If all the submarket approach signifies is willingness in appropriate cases to call a narrowly defined market a relevant market for antitrust purposes, it is unobjectionable – so long as appropriately less weight is given to market shares computed in such a market.

Likewise, Louis Kaplow observes that:

In choosing between a narrower and a broader market (where, as mentioned, we are supposing that the truth lies somewhere in between), one would ask whether the inference from the larger market share in the narrower market overstates market power by more than the inference from the smaller market share in the broader market understates market power. If the lesser error lies with the former choice, then the narrower market is the relevant market; if the latter minimizes error, then the broader market is best.

The Commission failed to heed these important findings.

5. Conclusion

The upshot is that Apple should not have been automatically excluded from the relevant market. 

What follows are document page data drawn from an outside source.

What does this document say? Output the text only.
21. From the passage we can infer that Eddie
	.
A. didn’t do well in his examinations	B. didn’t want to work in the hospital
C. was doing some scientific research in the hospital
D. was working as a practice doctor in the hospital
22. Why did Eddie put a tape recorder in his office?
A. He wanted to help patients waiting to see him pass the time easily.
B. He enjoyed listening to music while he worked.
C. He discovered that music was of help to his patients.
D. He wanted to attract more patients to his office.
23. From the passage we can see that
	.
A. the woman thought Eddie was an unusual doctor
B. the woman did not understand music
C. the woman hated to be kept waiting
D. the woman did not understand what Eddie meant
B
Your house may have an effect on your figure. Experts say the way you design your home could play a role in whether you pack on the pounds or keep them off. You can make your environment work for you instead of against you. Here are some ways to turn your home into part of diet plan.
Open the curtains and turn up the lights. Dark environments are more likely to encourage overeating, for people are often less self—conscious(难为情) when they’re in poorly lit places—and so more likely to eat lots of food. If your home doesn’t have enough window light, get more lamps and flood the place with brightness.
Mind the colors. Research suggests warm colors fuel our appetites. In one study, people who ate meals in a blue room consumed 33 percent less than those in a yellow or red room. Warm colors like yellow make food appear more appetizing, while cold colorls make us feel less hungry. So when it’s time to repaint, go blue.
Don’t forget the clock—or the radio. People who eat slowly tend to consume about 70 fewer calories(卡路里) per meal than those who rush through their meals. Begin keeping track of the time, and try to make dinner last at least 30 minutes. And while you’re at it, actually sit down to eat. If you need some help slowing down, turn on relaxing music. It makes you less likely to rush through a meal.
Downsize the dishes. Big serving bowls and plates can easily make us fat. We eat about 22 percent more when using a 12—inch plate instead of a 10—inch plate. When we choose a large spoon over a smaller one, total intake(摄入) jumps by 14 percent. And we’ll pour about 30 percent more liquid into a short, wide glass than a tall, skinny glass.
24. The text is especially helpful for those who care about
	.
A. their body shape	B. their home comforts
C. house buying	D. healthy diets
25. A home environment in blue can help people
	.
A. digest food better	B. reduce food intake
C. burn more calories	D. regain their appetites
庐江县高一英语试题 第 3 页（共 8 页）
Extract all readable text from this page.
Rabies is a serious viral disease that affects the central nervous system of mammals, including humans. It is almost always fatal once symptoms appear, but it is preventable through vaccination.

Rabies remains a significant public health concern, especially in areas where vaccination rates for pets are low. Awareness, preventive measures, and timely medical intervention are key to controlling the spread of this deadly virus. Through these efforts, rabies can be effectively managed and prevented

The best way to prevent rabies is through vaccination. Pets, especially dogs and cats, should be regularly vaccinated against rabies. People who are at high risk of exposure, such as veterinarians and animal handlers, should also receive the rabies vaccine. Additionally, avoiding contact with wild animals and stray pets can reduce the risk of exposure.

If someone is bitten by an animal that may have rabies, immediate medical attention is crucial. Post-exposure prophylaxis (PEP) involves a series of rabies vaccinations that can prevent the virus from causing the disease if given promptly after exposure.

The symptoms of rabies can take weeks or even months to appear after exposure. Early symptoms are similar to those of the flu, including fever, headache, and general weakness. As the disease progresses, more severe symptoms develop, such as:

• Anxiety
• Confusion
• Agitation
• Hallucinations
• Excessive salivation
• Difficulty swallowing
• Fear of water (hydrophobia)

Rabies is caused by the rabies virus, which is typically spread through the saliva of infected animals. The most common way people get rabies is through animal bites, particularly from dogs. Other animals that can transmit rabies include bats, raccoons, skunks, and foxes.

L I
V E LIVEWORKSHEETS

To be clear, the Commission did discuss this competition from Apple later in the decision. And it also asserted that its findings would hold even if Apple were included in the OS and App Store markets, because Android’s share of devices sold would have ranged from 45% to 79%, depending on the year (although this ignores other potential metrics such as the value of devices sold or Google’s share of advertising revenue

However, by gerrymandering the market definition (which European case law likely permitted it to do), the Commission ensured that Google would face an uphill battle, starting from a very high market share and thus a strong presumption of dominance. 

Moreover, that it might reach the same result by adopting a more accurate market definition is no excuse for adopting a faulty one and resting its case (and undertaking its entire analysis) on it. In fact, the Commission’s choice of a faulty market definition underpins its entire analysis, and is far from a “harmless error.”